| name | ai-guardian |
| description | Use this skill whenever the user needs to observe or govern on-endpoint local LLMs running on Ollama — inventory installed/running models with an allow/deny verdict (shadow-AI detection), inspect VRAM residency, model license/params/capabilities and server version, view the model policy, detect model provenance/digest drift (re-pulled or tampered weights), scan a prompt for secrets / PII / source-code / jailbreak with a weighted risk band, route a prompt THROUGH a guard that scans + policy-gates + records + runs-if-allowed (guarded_generate / observe_chat), query the observed-usage log, and roll up anomalies (shadow models, digest drift, high-risk + blocked prompts).

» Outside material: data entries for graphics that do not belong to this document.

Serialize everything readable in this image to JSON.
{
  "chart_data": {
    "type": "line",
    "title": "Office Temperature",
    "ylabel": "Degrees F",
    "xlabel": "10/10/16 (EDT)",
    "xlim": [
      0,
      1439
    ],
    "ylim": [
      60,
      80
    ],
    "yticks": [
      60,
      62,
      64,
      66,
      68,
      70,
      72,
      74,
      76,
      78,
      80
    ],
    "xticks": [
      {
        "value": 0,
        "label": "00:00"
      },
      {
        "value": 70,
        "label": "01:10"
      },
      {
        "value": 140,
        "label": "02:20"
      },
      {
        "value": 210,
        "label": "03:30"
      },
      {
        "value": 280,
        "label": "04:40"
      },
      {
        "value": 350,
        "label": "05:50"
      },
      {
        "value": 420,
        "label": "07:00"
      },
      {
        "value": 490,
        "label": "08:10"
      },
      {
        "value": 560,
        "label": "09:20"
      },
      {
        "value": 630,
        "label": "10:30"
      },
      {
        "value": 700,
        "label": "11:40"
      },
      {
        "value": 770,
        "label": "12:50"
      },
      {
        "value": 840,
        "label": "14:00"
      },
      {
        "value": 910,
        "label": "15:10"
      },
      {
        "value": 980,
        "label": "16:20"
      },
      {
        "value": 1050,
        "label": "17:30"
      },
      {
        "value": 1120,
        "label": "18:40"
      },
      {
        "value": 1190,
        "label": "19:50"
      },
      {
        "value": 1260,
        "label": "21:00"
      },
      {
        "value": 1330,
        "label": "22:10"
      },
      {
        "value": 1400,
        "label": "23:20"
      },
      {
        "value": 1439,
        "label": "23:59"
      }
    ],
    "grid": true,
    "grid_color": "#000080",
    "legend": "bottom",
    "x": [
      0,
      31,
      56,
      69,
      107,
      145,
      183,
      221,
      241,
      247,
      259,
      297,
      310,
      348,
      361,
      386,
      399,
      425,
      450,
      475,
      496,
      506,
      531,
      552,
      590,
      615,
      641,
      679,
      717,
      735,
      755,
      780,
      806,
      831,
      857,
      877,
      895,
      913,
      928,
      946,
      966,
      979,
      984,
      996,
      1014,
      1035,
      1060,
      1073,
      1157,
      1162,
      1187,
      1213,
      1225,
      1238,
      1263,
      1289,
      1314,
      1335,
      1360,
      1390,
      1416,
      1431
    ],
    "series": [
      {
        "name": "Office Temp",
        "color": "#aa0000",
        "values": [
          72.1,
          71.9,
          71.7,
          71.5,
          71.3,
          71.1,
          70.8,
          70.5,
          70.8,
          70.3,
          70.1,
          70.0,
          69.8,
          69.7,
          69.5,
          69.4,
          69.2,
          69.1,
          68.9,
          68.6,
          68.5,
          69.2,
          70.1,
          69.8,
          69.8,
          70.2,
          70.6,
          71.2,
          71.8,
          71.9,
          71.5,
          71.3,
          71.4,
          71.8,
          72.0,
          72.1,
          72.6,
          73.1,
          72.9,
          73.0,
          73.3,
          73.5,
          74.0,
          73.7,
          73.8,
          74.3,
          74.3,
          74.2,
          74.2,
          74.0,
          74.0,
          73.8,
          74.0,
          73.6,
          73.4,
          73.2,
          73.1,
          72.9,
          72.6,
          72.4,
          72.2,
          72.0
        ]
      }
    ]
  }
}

Always use this skill for "what local models are installed", "find shadow / unsanctioned AI models", "which model is loaded in VRAM", "scan this prompt for secrets/PII before sending", "stop secrets leaking into a local model", "block a prompt with an API key", "detect a jailbreak / prompt injection", "set a model allowlist / denylist", "detect a tampered / re-pulled model", "audit local LLM usage", or "the complement to IGEL AI Armor". Do NOT use for GPU inference CLUSTERS (multi-node vLLM/Ray serving) — this is for single-endpoint LOCAL LLMs via Ollama; point cluster/serving work to the other AIops-tools. Also not for hypervisors, storage, backup, Kubernetes, or network devices. Preview — passive inventory/state auditing plus opt-in route-through content governance, with a bundled governance harness (audit, policy, token budget, undo, risk-tiers). Mock-validated only; a transparent capture proxy is v0.2 roadmap.
|
| installer | {"kind":"uv","package":"ai-guardian"} |
| argument-hint | [model name, a prompt to scan, or describe your local-LLM task] |
| allowed-tools | ["Bash"] |
| metadata | {"openclaw":{"requires":{"env":[],"bins":["ai-guardian"],"config":["~/.ai-guardian/config.yaml"]},"optional":{"env":["AI_GUARDIAN_AIOPS_MASTER_PASSWORD"],"config":["~/.ai-guardian/secrets.enc","~/.ai-guardian/usage.db"]},"homepage":"https://github.com/AIops-tools/AI-Guardian","emoji":"🛡️","os":["macos","linux"]}} |
| compatibility | Standalone, self-governed local-LLM (Ollama) observability + content governance (preview). The governance harness (audit, policy, token/runaway budget, undo, risk-tiers) is bundled in the package — no external skill-family dependency. Every tool call is audited to a local SQLite DB at ~/.ai-guardian/audit.db (relocatable via AI_GUARDIAN_AIOPS_HOME); the OBSERVED local-LLM usage log is a SEPARATE DB at ~/.ai-guardian/usage.db. Zero-config: ai-guardian defaults to the local Ollama at http://localhost:11434 with no token. Ollama endpoints usually run open on a trusted host, so a bearer token is OPTIONAL; when one is supplied it is stored ENCRYPTED in ~/.ai-guardian/secrets.enc (Fernet/AES-128 + scrypt-derived key) — never plaintext on disk. The store is unlocked by a master password from AI_GUARDIAN_AIOPS_MASTER_PASSWORD (non-interactive/MCP/CI) or an interactive prompt (CLI on a TTY). A legacy plaintext env var AI_GUARDIAN_<TARGET_NAME_UPPER>_TOKEN is still honoured as a fallback with a deprecation warning (migrate with 'ai-guardian secret migrate'). The prompt scanner is deterministic and offline (no I/O, no network); route-through guards (guarded_generate/observe_chat) call Ollama only if the prompt's risk band is below block_threshold AND the model is allowed. The raw prompt is never stored — only its length + redacted findings. State-changing operations: remove_model (high, dry-run + double confirm at the CLI, undo re-pull, approver-gated); pull/unload/allowlist/denylist/pin/guarded writes are medium. All write tools pass through the @governed_tool decorator (pre-check + budget guard + audit + risk-tier gate). Webhooks: none — no outbound network calls beyond the configured Ollama REST API. Transitive dependencies: httpx (HTTP client) and the MCP SDK. No post-install scripts or background services. PREVIEW: mock-validated only; content governance is opt-in route-through in v0.1, a transparent capture proxy is v0.2 roadmap, and IGEL AI Armor interop is doc-level positioning.
|
AI Guardian (preview)
Disclaimer: Community-maintained open-source project, not affiliated with, endorsed by, or sponsored by Ollama, IGEL, or any AI-security vendor. Product and trademark names belong to their owners. Source at github.com/AIops-tools/AI-Guardian under the MIT license.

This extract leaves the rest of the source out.